Pour "éviter les énormes différences" entre les Etats membres en matière de taux de reconnaissance d’une demande d’asile  et de durée de procédure, Jean Asselborn a réitéré sa proposition d’établir une "juridiction européenne". Le ministre a par ailleurs appelé les Etats membres à respecter leurs obligations internationales. "Si une personne qui est persécutée et qui relève de la Convention de Genève frappe à notre porte, c’est notre devoir de la lui ouvrir", a-t-il insisté. Selon lui, "tout le monde est d’accord pour dire que c’est un problème européen qui nécessite une solution européenne".

Le ministre a encore précisé avoir été informé par l'Agence des Nations Unies pour les réfugiés (UNHCR) que "sur les 300 000 migrants arrivés en Europe, 46 % sont Syriens, 12 % Afghans et un peu moins de 12 % Erythréens". A ces nationalités, Federica Mogherini a encore évoqué les Irakiens parmi les plus grands groupes de migrants et relevé que "l’on retrouve désormais aussi des Palestiniens parmi les flux de réfugiés". Dans un communiqué, l’UNHCR note que 300 000 personnes ont traversé la Méditerranée depuis le début de l’année, contre 219 000 pour l’année 2014. Sur les 300 000 personnes, 200 000 sont arrivés en Grèce et 110 000 en Italie. Le fait que tant de personnes sont arrivées en Grèce représente un "changement important", a indiqué Jean Asselborn qui a ajouté que "nous sommes prêts à aider les pays qui ont des difficultés", notamment en ce qui concerne l’enregistrement des migrants et réfugiés qui pose problème à la Grèce.
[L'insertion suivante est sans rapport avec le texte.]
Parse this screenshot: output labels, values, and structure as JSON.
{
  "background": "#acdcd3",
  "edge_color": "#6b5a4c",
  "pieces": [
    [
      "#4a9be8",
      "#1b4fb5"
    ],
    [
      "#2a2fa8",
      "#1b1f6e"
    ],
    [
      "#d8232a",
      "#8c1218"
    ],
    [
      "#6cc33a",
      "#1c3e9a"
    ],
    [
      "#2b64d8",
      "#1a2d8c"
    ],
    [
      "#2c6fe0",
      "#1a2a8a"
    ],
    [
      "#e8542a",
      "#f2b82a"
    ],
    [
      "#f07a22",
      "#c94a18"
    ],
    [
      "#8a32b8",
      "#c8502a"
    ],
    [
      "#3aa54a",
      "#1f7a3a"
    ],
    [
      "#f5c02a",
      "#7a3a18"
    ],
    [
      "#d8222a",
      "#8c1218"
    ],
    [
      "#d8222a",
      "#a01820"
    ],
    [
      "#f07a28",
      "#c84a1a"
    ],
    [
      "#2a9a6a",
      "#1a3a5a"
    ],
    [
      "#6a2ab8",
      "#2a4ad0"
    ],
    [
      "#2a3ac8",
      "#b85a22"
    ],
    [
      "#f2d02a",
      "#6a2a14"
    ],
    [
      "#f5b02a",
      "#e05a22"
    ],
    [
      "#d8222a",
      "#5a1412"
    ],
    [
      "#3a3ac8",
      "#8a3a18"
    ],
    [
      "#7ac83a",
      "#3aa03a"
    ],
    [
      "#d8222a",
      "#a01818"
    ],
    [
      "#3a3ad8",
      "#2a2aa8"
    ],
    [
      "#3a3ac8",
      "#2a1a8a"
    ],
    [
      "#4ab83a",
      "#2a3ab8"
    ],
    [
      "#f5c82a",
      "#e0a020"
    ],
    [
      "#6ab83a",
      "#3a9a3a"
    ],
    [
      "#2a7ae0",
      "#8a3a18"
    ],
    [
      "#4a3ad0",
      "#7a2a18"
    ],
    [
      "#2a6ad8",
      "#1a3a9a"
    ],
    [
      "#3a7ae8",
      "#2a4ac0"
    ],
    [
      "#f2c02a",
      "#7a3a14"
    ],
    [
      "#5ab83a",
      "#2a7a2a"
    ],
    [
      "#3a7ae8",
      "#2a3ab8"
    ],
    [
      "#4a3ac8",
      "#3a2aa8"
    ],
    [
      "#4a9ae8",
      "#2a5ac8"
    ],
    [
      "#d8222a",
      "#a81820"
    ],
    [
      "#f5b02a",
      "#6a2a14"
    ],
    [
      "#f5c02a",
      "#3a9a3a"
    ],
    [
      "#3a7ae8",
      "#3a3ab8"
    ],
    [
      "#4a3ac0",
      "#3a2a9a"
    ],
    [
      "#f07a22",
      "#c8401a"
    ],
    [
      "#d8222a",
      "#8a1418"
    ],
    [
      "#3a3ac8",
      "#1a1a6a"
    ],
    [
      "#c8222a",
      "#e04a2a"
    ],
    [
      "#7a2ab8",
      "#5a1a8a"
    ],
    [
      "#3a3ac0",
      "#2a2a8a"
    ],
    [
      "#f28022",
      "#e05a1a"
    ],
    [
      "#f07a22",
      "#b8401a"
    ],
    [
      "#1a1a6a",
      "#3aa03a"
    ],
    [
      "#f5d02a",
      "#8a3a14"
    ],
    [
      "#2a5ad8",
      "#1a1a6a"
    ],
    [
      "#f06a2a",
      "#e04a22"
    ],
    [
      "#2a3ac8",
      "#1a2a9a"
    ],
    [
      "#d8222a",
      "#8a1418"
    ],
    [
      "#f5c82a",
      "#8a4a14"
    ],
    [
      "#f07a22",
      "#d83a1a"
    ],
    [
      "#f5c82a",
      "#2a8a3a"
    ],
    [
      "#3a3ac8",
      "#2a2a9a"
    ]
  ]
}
Federica Mogherini et Jean Asselborn, conférence de presse de la réunion informelle des ministres des Affaires étrangères, le 5 septembre 2015 à LuxembourgLa Haute Représentante de l’UE pour les Affaires étrangères et la politique de sécurité, Federica Mogherini, a pour sa part évoqué une "réunion difficile" sur la "crise des réfugiés". "Il est temps de commencer à utiliser les mots justes : s’il s’agit partiellement de flux de migrants, il s’agit avant tout de flux de réfugiés. Cela change la donne concernant nos devoirs moraux et légaux", a-t-elle indiqué.

Selon la Haute Représentante, il est "de plus en plus clair chaque jour que cela n’affectera pas seulement un Etat membre", mais l’ensemble des pays de l’UE. S’il y a seulement quelques mois le problème était concentré dans certains Etats membres (Grèce, Italie, Espagne), il en touche désormais d’autres (Hongrie, Autriche, Allemagne) et il "pourrait en concerner d’autres dans les prochains mois", a-t-elle insisté. "J’espère que finalement nous réaliserons tous que ces personnes viennent en Europe, pas dans un Etat membre", a ajouté Federica Mogherini.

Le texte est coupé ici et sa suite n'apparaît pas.